VHELM (Vision-Language Models)
Holistic Evaluation of Vision-Language Models (VHELM) is an extension of the HELM framework for evaluating Vision-Language Models (VLMs).
VHELM aggregates various datasets to cover one or more of the 9 aspects: visual perception, bias, fairness, knowledge, multilinguality, reasoning, robustness, safety, and toxicity. In doing so, we produce a comprehensive, multi-dimensional view of the capabilities of the VLMs across these important factors. In addition, we standardize the standard inference parameters, methods of prompting, and evaluation metrics to enable fair comparisons across models.
References
- Leaderboard
- Paper (TBD)
Installation
First, follow the installation instructions to install the base HELM Python page.
To install the additional dependencies to run VHELM, run:
pip install "crfm-helm[vlm]"
Quick Start
The following is an example of evaluating openai/gpt-4o-mini-2024-07-18 on 10 instance from the Accounting subset of MMMU.

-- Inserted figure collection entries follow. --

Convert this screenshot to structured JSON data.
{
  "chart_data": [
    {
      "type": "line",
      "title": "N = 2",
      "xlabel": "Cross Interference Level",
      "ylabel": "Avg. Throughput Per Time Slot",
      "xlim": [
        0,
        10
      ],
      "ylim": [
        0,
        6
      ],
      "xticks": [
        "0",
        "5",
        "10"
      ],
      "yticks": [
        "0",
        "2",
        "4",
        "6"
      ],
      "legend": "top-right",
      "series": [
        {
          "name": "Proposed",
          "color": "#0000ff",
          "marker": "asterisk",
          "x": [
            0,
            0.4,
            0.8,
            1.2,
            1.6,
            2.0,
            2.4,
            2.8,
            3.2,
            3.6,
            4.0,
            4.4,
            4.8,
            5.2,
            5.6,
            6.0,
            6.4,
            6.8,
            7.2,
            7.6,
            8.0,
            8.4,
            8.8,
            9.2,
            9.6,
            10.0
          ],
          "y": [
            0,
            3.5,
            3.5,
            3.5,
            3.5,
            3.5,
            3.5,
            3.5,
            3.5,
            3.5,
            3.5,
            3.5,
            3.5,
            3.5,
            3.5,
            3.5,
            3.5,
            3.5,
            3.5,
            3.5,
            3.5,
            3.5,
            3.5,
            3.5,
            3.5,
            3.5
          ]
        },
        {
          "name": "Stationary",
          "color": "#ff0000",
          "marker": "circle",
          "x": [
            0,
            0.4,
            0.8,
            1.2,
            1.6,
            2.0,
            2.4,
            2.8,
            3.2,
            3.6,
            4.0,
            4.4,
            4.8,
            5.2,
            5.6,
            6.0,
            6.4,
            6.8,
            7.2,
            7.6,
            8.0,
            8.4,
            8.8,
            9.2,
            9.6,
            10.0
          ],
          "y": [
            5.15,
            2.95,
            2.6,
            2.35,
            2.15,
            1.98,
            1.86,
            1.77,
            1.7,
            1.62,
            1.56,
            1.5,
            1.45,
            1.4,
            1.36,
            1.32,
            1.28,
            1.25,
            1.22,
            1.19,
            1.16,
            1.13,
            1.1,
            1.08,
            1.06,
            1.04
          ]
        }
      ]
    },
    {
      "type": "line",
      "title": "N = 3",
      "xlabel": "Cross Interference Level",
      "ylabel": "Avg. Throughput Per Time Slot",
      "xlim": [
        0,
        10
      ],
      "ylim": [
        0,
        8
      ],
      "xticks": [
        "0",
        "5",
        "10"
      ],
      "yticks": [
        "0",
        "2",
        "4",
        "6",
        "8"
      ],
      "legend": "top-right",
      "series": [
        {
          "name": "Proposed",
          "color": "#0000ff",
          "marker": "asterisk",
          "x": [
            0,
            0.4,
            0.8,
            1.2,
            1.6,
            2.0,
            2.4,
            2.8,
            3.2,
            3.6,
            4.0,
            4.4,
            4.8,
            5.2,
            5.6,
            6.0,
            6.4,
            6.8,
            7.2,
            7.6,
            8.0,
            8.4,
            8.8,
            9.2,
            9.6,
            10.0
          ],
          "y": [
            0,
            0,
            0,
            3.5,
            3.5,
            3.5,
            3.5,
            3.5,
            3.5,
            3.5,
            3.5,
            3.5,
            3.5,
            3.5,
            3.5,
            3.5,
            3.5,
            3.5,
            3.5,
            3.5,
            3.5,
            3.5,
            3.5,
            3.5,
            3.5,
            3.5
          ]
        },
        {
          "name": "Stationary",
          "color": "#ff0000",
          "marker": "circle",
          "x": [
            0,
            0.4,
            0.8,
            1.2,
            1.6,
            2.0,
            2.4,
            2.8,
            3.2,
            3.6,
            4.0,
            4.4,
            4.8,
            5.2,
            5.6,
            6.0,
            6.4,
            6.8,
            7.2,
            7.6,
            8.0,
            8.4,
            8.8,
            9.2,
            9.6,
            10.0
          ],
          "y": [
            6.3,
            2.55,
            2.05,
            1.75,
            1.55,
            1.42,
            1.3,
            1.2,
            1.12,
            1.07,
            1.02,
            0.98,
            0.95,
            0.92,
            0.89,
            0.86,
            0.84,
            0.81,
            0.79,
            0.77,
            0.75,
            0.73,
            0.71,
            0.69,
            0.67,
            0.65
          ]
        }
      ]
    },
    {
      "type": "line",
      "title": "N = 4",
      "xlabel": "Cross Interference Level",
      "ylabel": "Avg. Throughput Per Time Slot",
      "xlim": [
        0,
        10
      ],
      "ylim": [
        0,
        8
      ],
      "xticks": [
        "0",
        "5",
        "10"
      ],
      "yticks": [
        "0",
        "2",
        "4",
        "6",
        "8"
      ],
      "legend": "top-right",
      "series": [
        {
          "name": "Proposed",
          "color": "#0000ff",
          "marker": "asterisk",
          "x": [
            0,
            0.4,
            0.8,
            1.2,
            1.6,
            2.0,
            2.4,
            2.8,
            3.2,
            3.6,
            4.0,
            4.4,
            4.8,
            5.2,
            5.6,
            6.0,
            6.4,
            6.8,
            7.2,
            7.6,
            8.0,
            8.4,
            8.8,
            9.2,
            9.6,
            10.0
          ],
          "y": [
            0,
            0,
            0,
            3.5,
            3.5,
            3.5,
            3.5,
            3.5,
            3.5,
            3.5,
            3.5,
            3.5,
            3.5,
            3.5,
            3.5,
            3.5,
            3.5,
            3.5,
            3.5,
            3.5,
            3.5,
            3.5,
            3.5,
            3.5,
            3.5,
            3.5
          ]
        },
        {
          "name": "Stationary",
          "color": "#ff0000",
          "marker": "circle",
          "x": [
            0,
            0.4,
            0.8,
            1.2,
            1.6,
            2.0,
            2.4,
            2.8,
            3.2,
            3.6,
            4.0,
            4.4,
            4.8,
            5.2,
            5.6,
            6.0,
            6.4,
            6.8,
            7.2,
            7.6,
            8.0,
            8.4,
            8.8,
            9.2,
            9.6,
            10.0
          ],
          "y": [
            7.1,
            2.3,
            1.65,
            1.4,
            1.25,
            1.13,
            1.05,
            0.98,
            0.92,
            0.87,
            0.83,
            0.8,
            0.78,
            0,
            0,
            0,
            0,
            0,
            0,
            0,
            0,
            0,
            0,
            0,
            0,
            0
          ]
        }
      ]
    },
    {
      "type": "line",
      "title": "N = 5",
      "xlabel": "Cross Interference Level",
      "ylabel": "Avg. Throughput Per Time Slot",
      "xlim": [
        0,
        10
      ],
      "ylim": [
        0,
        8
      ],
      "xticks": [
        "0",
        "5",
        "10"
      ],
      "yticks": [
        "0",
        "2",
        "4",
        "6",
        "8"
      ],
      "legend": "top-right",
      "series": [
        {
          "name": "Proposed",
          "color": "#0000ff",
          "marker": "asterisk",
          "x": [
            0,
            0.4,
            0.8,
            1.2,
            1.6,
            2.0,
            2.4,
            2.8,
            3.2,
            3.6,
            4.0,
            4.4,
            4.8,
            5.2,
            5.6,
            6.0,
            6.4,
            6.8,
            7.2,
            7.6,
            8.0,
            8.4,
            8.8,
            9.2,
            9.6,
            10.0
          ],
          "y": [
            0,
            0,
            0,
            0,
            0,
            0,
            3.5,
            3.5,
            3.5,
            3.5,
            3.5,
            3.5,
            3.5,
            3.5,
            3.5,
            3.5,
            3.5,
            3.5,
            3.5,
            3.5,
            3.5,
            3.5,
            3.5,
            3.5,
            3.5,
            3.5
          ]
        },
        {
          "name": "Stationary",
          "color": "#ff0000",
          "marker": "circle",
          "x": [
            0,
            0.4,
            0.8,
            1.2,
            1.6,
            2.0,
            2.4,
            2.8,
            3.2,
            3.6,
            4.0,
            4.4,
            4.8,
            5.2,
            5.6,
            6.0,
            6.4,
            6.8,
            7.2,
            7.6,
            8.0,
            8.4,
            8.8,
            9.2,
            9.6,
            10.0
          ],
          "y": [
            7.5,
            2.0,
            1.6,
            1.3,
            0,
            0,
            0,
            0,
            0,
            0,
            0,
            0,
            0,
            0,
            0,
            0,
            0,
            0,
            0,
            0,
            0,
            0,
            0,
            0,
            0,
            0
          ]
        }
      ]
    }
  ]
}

# Download schema_vhelm.yaml
wget https://raw.githubusercontent.com/stanford-crfm/helm/refs/heads/main/src/helm/benchmark/static/schema_vhelm.yaml
# Run benchmark
helm-run --run-entries mmmu:subject=Accounting,model=openai/gpt-4o-mini-2024-07-18 --suite my-vhelm-suite --max-eval-instances 10
# Summarize benchmark results
helm-summarize --suite my-vhelm-suite --schema-path schema_vhelm.yaml
# Start a web server to display benchmark results
helm-server --suite my-vhelm-suite
Then go to http://localhost:8000/ in your browser.
Reproducing the Leaderboard
To reproduce the entire VHELM leaderboard, refer to the instructions for VHELM on the Reproducing Leaderboards documentation.